A rodada da Série C foi liderada pela GEF Capital Partners em US$ 63 milhões em capital e US$ 30 milhões em financiamento de dívida. Cerca de US$ 5,5 milhões em componentes de ações foram usados para comprar ações de investidores iniciais cujos fundos estavam chegando ao fim de suas vidas de investimento, disse o cofundador e CEO Amit Gupta em uma entrevista.
O acordo avaliou Yulu em US$ 170 milhões após o pagamento, disseram pessoas familiarizadas com o assunto ao TechCrunch. Gupta não quis comentar quando questionado sobre a estimativa e não contestou o valor.
Os investidores existentes Bajaj Auto e Magna International não participaram da rodada depois de renunciarem aos seus direitos de preferência, permitindo que a GEF adquirisse sua participação nos direitos-alvo, disse Gupta. A expansão futura da frota será financiada principalmente por meio de dívida e financiamento de leasing, e ele espera que a startup realize sua arrecadação final de fundos de capital antes de eventualmente abrir o capital.
Depois de atingir um EBITDA positivo no último ano fiscal, o negócio está caminhando para a lucratividade antes de juros e impostos no próximo ano, disse Gupta ao TechCrunch. Ele observou que a startup aumentou sua receita sete vezes entre o ano fiscal de 2023 e o ano fiscal de 2026.
Mudança de cobiça
Fundada em 2017 como uma startup de partilha de bicicletas para viajantes urbanos, a Yulu viu a sua maior oportunidade durante a pandemia de Covid-19, à medida que a procura por entrega de alimentos e mercearias acelerava.

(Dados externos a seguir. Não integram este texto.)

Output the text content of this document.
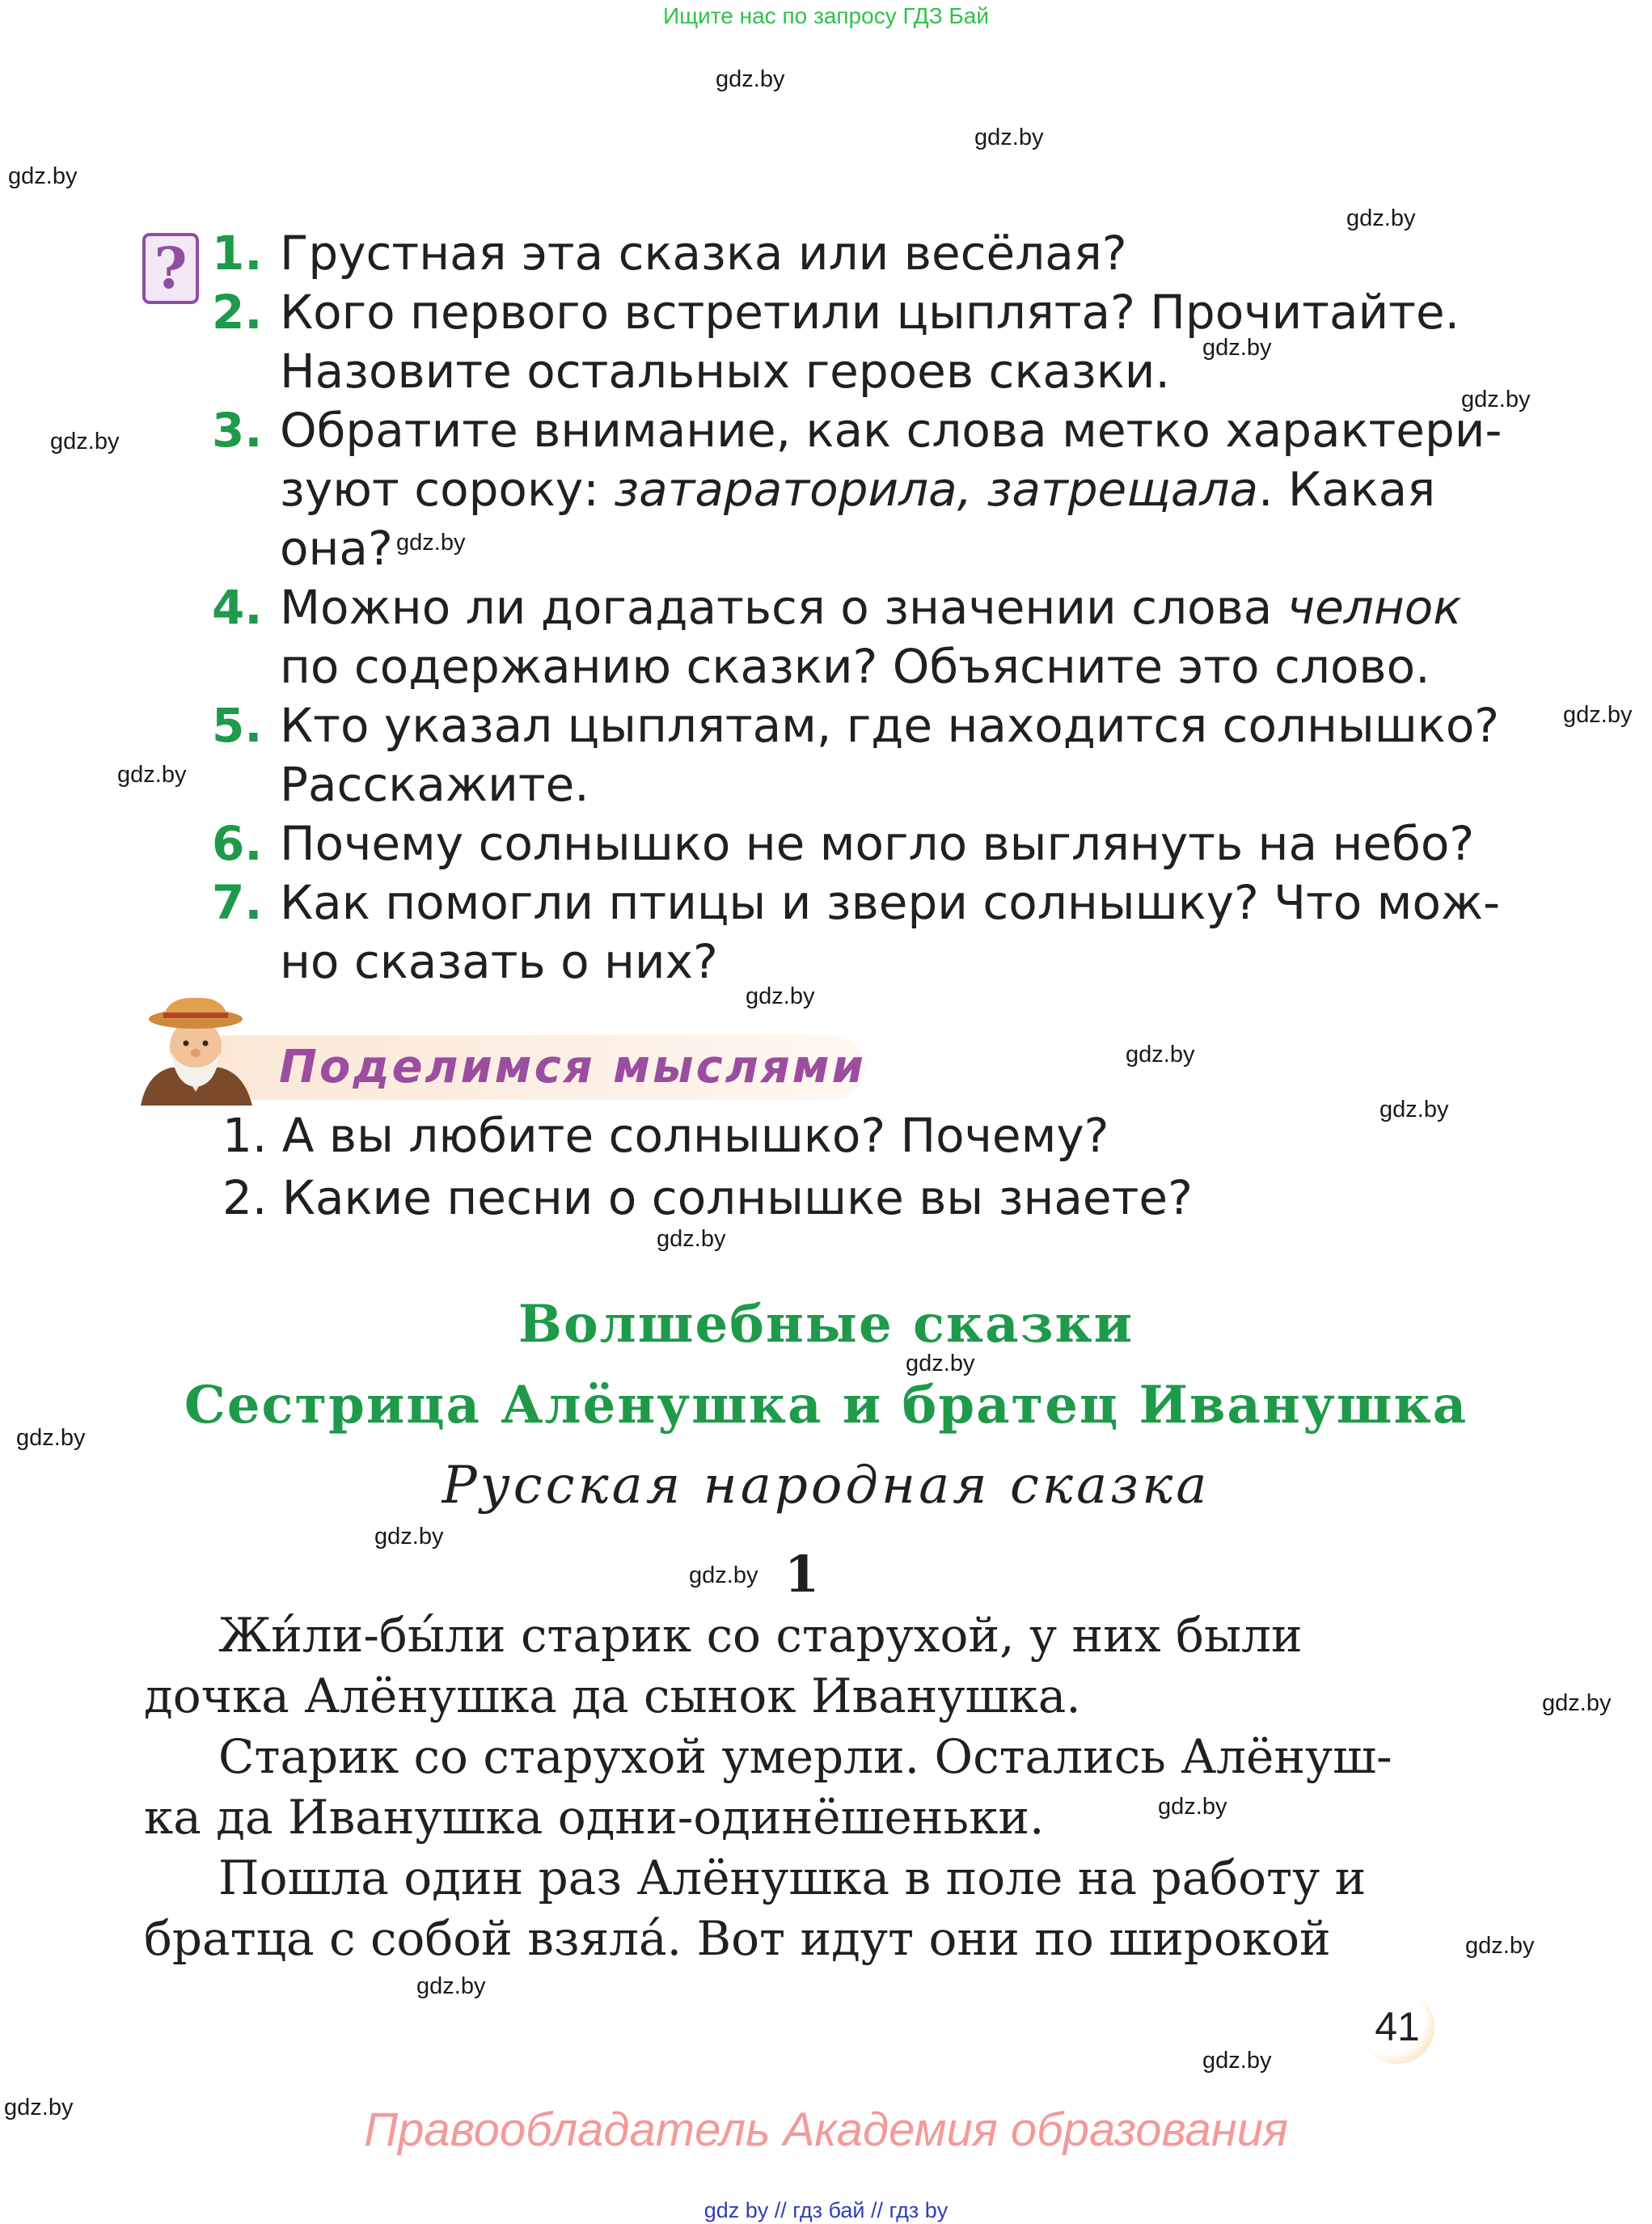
Ищите нас по запросу ГДЗ Бай
gdz.by
gdz.by
gdz.by
gdz.by
gdz.by
gdz.by
gdz.by
gdz.by
gdz.by
gdz.by
gdz.by
gdz.by
gdz.by
gdz.by
gdz.by
gdz.by
gdz.by
gdz.by
gdz.by
gdz.by
gdz.by
gdz.by
gdz.by
gdz.by
? 1. Грустная эта сказка или весёлая?
2. Кого первого встретили цыплята? Прочитайте.
Назовите остальных героев сказки.
3. Обратите внимание, как слова метко характери-
зуют сороку: затараторила, затрещала. Какая
она?
4. Можно ли догадаться о значении слова челнок
по содержанию сказки? Объясните это слово.
5. Кто указал цыплятам, где находится солнышко?
Расскажите.
6. Почему солнышко не могло выглянуть на небо?
7. Как помогли птицы и звери солнышку? Что мож-
но сказать о них?
Поделимся мыслями
1. А вы любите солнышко? Почему?
2. Какие песни о солнышке вы знаете?
Волшебные сказки
Сестрица Алёнушка и братец Иванушка
Русская народная сказка
1
Жи́ли-бы́ли старик со старухой, у них были
дочка Алёнушка да сынок Иванушка.
Старик со старухой умерли. Остались Алёнуш-
ка да Иванушка одни-одинёшеньки.
Пошла один раз Алёнушка в поле на работу и
братца с собой взяла́. Вот идут они по широкой
41
Правообладатель Академия образования
gdz by // гдз бай // гдз by
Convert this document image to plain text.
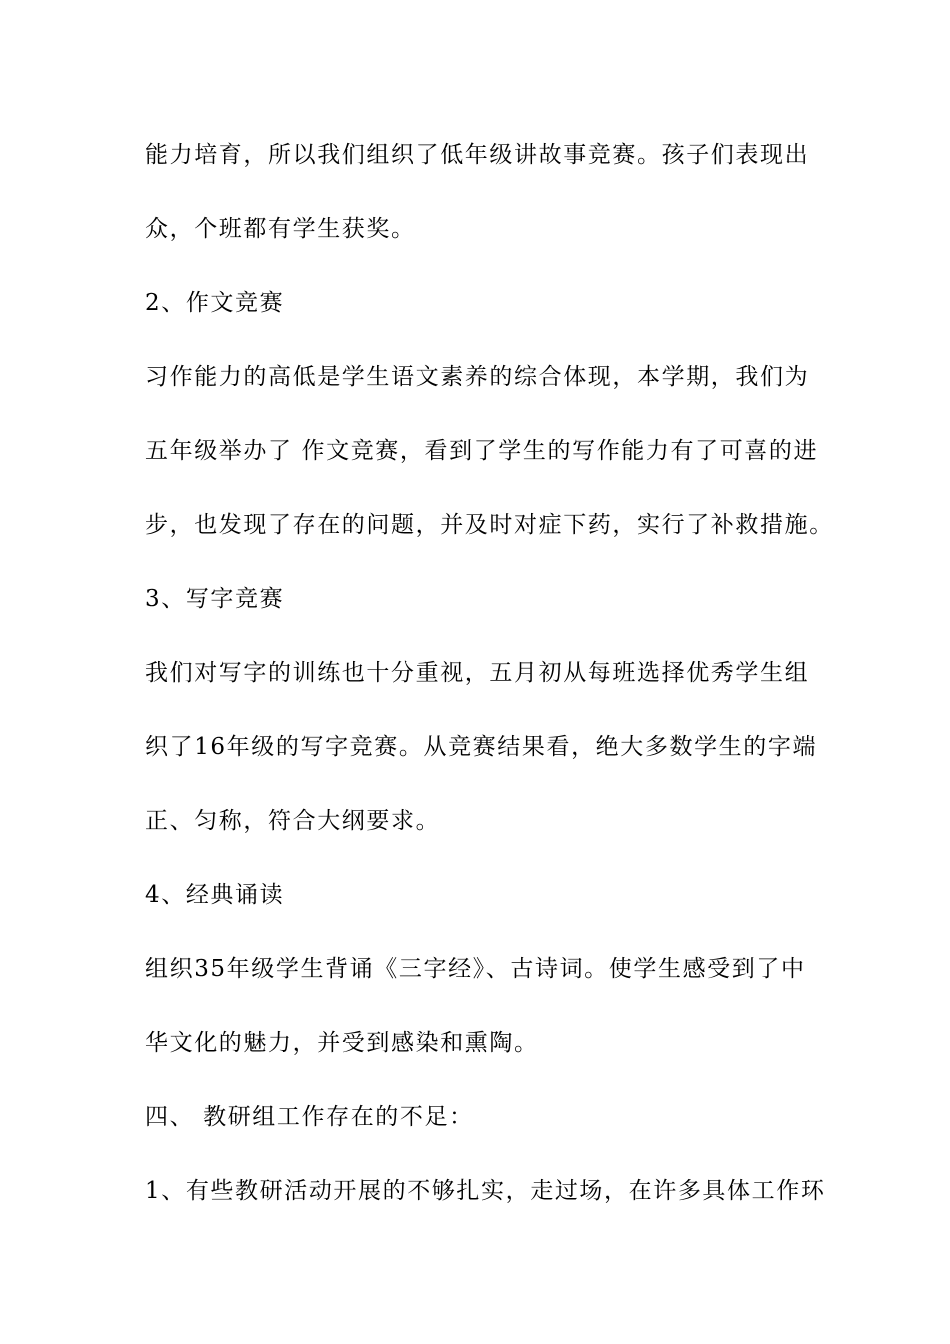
能力培育，所以我们组织了低年级讲故事竞赛。孩子们表现出
众，个班都有学生获奖。
2、作文竞赛
习作能力的高低是学生语文素养的综合体现，本学期，我们为
五年级举办了 作文竞赛，看到了学生的写作能力有了可喜的进
步，也发现了存在的问题，并及时对症下药，实行了补救措施。
3、写字竞赛
我们对写字的训练也十分重视，五月初从每班选择优秀学生组
织了16年级的写字竞赛。从竞赛结果看，绝大多数学生的字端
正、匀称，符合大纲要求。
4、经典诵读
组织35年级学生背诵《三字经》、古诗词。使学生感受到了中
华文化的魅力，并受到感染和熏陶。
四、 教研组工作存在的不足：
1、有些教研活动开展的不够扎实，走过场，在许多具体工作环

Hoje, Gupta disse ao TechCrunch que cerca de 95% da receita de Yulu vem do aluguel de bicicletas elétricas para trabalhadores com assinaturas semanais, com o restante gerado por meio de seu serviço de aluguel baseado em estações em Bangalore. A startup também abandonou seu plano anterior de vender bicicletas diretamente aos consumidores.
Promovendo sua próxima fase de desenvolvimento, a Yulu apresenta a Yulu Express, uma scooter elétrica de alta velocidade e tamanho normal. Ele foi projetado para entregas de comércio eletrônico de longa distância, táxis de bicicleta e serviços de encomendas expressas – áreas que sua frota mais lenta não conseguia cobrir anteriormente.
Cerca de um terço da frota planejada de 200 mil veículos será do novo modelo, disse Gupta.
Embora a atual frota de baixa velocidade do Yulu seja construída pela Bajaj Auto, a nova scooter de alta velocidade vem de um fabricante indiano diferente, cujo nome Gupta se recusou a nomear.
Cerca de 500 das novas bicicletas já estão operacionais em Bengaluru e estão sendo testadas em três cidades adicionais, disse Gupta ao TechCrunch.
Atualmente, a Yulu opera em 12 cidades indianas, com operações próprias em Bengaluru, Mumbai, Delhi-NCR e Hyderabad, além de fazer parceria com franqueados em outros oito mercados. A startup pretende atingir cerca de 20 cidades até o próximo ano, e Chennai e Pune estão entre os principais alvos de expansão.
Gupta disse que Yulu fez parceria com quase todas as principais plataformas de negócios rápidos, entrega de alimentos e comércio eletrônico – incluindo Amazon e Flipkart, de propriedade do Walmart. Ele comparou o papel de Yulu ao “AWS da mobilidade”, fornecendo a infraestrutura que permite aos trabalhadores de entrega operar sem serem prejudicados por quaisquer fornecedores de logística terceirizados.